THE BLOG
16/02/2016 08:50 GMT | Updated 16/02/2017 05:12 GMT

Teachers, Parents and Pupils Deserve Better

Parents have a right to expect that when they send their child to school they will be taught by a qualified teacher.

Children and young people have the right to be taught by those who are recognised and rewarded as highly skilled professionals and have working conditions which enable them to focus on teaching and learning.

Yet increasing numbers of parents and pupils are being denied this fundamental entitlement, which is key to high quality education, as skilled and experienced teachers leave the profession, the market for graduates intensifies and potential recruits find jobs in other graduate occupations which better reward their talents.

The National Audit Office revealed in a recent report that the Government is spending £700m annually on recruiting and training new teachers and yet still cannot meet its recruitment targets. The fact is that not even that level of expenditure can compensate for Government policies which have made the profession so uncompetitive and unattractive, generating a teacher supply crisis.

With deep cuts to teachers' pay year-on-year, excessive workload blighting the working lives, health and wellbeing of teachers and with the Government's introduction of more and more pay flexibility and discretion at school level creating a situation akin to the 'wild west' across schools, confusion, discrimination and unfairness are now rife. Is it any wonder that applications to join the profession are down and resignations are up?

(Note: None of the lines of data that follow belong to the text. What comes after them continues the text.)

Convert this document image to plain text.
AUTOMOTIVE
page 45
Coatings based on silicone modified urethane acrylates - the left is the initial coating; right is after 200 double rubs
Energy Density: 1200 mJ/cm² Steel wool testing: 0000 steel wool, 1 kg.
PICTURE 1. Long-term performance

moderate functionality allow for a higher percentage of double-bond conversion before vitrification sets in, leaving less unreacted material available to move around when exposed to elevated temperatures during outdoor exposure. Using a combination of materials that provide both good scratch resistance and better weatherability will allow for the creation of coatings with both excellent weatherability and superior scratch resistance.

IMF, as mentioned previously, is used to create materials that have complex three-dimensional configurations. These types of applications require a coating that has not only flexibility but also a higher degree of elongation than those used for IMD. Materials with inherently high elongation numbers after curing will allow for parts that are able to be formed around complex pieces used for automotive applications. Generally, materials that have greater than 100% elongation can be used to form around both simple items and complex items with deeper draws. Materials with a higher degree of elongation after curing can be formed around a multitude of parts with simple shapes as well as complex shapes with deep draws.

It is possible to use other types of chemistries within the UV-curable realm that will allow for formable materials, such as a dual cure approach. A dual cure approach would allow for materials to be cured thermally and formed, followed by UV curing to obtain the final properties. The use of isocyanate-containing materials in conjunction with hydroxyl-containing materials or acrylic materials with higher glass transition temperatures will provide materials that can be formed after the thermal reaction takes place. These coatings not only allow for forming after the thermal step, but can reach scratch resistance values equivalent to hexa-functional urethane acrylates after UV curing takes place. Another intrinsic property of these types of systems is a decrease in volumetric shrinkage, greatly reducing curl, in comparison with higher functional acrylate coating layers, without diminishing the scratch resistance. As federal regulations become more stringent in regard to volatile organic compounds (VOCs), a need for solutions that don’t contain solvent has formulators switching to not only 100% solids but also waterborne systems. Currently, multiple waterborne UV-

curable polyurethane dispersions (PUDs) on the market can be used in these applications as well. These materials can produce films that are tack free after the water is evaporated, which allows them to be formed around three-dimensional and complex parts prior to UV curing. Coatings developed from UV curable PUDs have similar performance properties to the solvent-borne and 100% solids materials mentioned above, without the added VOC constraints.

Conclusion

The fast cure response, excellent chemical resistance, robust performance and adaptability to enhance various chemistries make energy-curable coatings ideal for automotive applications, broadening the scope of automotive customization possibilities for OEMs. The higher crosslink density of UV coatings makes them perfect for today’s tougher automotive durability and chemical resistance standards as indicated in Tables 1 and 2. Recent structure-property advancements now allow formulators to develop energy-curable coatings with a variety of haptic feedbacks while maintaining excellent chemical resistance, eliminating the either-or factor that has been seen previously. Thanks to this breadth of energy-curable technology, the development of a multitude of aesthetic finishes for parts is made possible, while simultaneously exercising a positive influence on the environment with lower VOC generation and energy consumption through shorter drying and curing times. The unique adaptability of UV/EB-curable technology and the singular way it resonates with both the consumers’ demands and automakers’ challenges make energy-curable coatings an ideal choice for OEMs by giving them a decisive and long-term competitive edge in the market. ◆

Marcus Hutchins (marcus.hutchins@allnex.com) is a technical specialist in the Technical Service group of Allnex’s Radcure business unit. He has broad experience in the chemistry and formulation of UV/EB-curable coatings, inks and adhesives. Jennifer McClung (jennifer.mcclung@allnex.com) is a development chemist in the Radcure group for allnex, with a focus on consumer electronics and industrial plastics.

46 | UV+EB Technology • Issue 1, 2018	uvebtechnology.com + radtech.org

The Government has undermined the status of teaching by removing the requirement for schools to employ qualified teachers. A report by Pearson highlights that the constant denigration of the teaching profession by Ofsted and the Government is having a damaging impact on morale and the Secretary of State's Workload Challenge launched just before the 2015 General Election has proved to be just a pre-election gimmick.

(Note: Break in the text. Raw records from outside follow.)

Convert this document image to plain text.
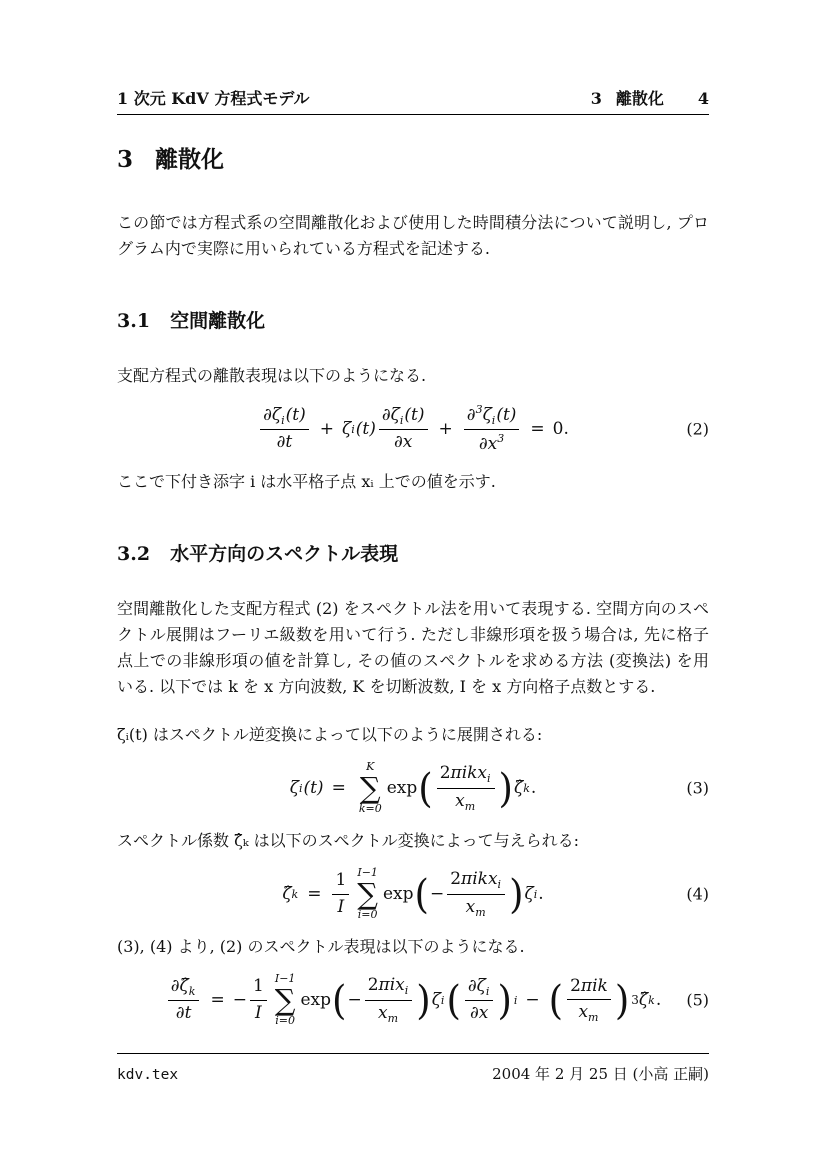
1 次元 KdV 方程式モデル	3 離散化 4
3 離散化

この節では方程式系の空間離散化および使用した時間積分法について説明し, プログラム内で実際に用いられている方程式を記述する.

3.1 空間離散化

支配方程式の離散表現は以下のようになる.

$\partial\zeta_i(t)$
∂t
+ ζ i (t)
$\partial\zeta_i(t)$
∂x
+ $\frac{\partial^3\zeta_i(t)}{\partial x^3} = 0$.	(2)

ここで下付き添字 i は水平格子点 xᵢ 上での値を示す.

3.2 水平方向のスペクトル表現

空間離散化した支配方程式 (2) をスペクトル法を用いて表現する. 空間方向のスペクトル展開はフーリエ級数を用いて行う. ただし非線形項を扱う場合は, 先に格子点上での非線形項の値を計算し, その値のスペクトルを求める方法 (変換法) を用いる. 以下では k を x 方向波数, K を切断波数, I を x 方向格子点数とする.

ζᵢ(t) はスペクトル逆変換によって以下のように展開される:

ζ i (t) =
K
∑
k=0
exp ( 2πikx$_i$
$x_m$ ) ζ̂ k .	(3)

スペクトル係数 ζ̂ₖ は以下のスペクトル変換によって与えられる:

ζ̂ $k = \frac{1}{I} I-1$
∑
i=0
exp ( −
2πikx$_i$
$x_m$ ) ζ i .	(4)

(3), (4) より, (2) のスペクトル表現は以下のようになる.

$\frac{\partial\zetâ_k}{\partial t}$ = − $\frac{1}{I} I-1$
∑
i=0
exp ( −
2πix$_i$
$x_m$ ) ζ i ( $\partial\zeta_i$
∂x ) i − ( 2πik
$x_m$ ) 3 ζ̂ k . (5)
kdv.tex	2004 年 2 月 25 日 (小高 正嗣)
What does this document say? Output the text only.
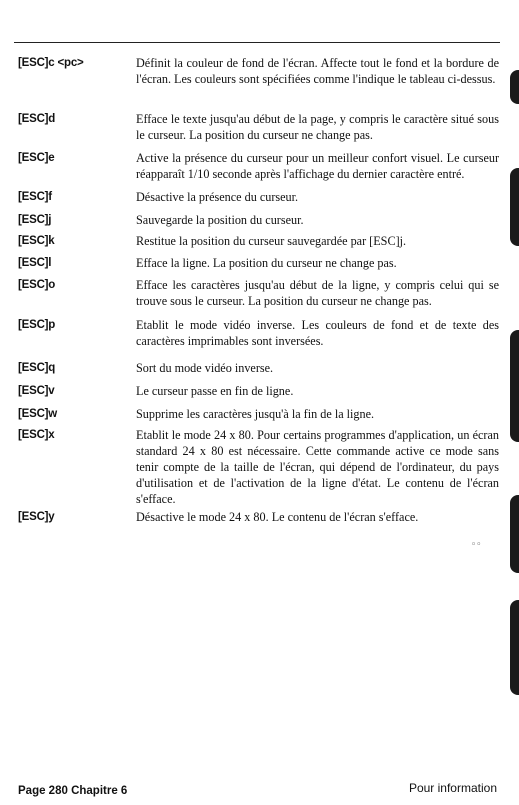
[ESC]c <pc>	Définit la couleur de fond de l'écran. Affecte tout le fond et la bordure de l'écran. Les couleurs sont spécifiées comme l'indique le tableau ci-dessus.
[ESC]d	Efface le texte jusqu'au début de la page, y compris le caractère situé sous le curseur. La position du curseur ne change pas.
[ESC]e	Active la présence du curseur pour un meilleur confort visuel. Le curseur réapparaît 1/10 seconde après l'affichage du dernier caractère entré.
[ESC]f	Désactive la présence du curseur.
[ESC]j	Sauvegarde la position du curseur.
[ESC]k	Restitue la position du curseur sauvegardée par [ESC]j.
[ESC]l	Efface la ligne. La position du curseur ne change pas.
[ESC]o	Efface les caractères jusqu'au début de la ligne, y compris celui qui se trouve sous le curseur. La position du curseur ne change pas.
[ESC]p	Etablit le mode vidéo inverse. Les couleurs de fond et de texte des caractères imprimables sont inversées.
[ESC]q	Sort du mode vidéo inverse.
[ESC]v	Le curseur passe en fin de ligne.
[ESC]w	Supprime les caractères jusqu'à la fin de la ligne.
[ESC]x	Etablit le mode 24 x 80. Pour certains programmes d'application, un écran standard 24 x 80 est nécessaire. Cette commande active ce mode sans tenir compte de la taille de l'écran, qui dépend de l'ordinateur, du pays d'utilisation et de l'activation de la ligne d'état. Le contenu de l'écran s'efface.
[ESC]y	Désactive le mode 24 x 80. Le contenu de l'écran s'efface.
◦◦
Page 280 Chapitre 6	Pour information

Teachers, who provide one of the country's most vital public services, feel denigrated, demoralised and deprofessionalised.

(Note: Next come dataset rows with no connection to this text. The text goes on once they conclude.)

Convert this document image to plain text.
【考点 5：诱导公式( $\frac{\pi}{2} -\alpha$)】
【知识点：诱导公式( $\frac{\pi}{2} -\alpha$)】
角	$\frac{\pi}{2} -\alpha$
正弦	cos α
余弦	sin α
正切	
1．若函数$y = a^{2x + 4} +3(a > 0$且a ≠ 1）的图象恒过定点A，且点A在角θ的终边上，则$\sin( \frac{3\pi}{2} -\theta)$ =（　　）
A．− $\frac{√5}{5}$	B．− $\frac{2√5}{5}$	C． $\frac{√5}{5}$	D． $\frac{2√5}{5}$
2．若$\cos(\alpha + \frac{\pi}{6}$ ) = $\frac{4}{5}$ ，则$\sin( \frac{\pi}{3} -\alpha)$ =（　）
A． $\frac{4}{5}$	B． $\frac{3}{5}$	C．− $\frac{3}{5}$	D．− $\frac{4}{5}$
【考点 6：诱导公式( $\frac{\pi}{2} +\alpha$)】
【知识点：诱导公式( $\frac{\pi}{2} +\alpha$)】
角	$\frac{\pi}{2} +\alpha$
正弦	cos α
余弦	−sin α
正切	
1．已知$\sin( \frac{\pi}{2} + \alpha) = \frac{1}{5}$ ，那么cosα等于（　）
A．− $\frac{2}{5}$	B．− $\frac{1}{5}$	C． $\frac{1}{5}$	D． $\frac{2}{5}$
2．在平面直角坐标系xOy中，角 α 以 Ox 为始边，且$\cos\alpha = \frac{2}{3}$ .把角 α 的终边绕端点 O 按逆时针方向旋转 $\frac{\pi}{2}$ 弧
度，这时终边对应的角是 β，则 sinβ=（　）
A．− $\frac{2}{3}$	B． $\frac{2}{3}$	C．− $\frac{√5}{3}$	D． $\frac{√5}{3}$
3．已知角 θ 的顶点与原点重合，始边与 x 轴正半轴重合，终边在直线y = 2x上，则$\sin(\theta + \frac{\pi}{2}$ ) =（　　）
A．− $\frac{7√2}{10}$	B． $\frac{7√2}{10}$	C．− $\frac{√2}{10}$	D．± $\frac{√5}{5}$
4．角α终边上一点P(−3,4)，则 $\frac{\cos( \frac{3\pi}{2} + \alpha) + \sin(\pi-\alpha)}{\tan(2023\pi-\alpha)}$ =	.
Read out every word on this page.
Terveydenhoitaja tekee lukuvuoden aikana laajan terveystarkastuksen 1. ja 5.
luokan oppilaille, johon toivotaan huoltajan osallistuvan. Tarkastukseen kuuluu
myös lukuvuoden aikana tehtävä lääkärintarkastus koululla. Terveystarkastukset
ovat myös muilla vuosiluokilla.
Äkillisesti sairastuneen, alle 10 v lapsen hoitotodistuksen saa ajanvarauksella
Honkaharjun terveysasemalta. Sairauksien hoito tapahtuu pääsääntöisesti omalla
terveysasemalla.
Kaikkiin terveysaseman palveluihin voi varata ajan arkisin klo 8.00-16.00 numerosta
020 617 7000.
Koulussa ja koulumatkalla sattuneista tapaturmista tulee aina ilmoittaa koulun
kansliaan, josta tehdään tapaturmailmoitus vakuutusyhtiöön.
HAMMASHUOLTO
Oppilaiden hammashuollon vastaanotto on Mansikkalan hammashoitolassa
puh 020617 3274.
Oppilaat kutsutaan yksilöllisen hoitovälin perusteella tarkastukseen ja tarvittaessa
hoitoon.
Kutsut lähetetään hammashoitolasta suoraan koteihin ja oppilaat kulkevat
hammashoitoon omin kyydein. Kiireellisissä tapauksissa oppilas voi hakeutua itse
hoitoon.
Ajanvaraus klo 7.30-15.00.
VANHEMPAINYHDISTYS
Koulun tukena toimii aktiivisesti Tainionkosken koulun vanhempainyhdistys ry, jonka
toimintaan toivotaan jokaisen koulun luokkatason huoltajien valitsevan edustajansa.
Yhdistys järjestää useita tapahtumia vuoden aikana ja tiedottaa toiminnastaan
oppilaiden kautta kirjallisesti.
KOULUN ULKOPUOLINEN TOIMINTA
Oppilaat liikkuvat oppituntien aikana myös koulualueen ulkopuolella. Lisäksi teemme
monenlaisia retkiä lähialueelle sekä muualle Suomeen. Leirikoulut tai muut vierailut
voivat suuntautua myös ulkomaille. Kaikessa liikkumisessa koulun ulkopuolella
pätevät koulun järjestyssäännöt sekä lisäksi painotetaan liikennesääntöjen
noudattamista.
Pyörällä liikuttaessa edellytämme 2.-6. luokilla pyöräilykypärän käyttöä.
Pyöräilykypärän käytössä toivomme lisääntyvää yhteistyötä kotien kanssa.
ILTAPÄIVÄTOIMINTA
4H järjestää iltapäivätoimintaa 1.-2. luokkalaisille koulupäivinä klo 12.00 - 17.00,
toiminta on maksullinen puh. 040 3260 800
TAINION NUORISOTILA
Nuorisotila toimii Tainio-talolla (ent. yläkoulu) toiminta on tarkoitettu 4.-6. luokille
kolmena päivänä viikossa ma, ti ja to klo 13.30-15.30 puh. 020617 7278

In a recent study carried out by Warwick University Institute, a group of young female teachers discussed the future of the teaching profession. One said 'I think what will happen is there will just be a rolling programme of newly qualified teachers starting, lasting two years, getting burnt out, then another group coming in...'.

She thought that graduates would teach for two years, find they couldn't manage the workload and stress and then move on. 'You won't get anyone over 30 teaching' she said.

Another young teacher said that the general feeling among her friends was that teaching was only sustainable because none of them had children or families but if they did, this would change. Another agreed and added that 'the level of burnout is going to increase; it's getting to the point that you just can't maintain it, all the changes with the academies, the culture, everything, it's just exhausting'.

Evidence shows that well over three quarters of teachers report they have seriously considered leaving the profession in the last twelve months and a staggering 91% of teachers report they have experienced more workplace stress in the last twelve months, with almost three quarters reporting that the job has affected their mental health and wellbeing.

In too many schools the Government's negative approach to workforce management and to equality has created a culture where anything goes and where any adverse impact on the health and wellbeing of teachers is simply regarded as collateral damage.

Despite the mountain of powerful evidence, the Government remains in arrogant denial about the crisis it has created.

High quality education for all children and young people cannot continue to be sustained by teachers whose physical and mental health is being broken and who have been robbed of their professional dignity.

Teachers, parents and pupils deserve better.

It's about time ministers faced up to the chaos and crisis they have created, admit they got it wrong and start to value, support and invest in the teaching workforce.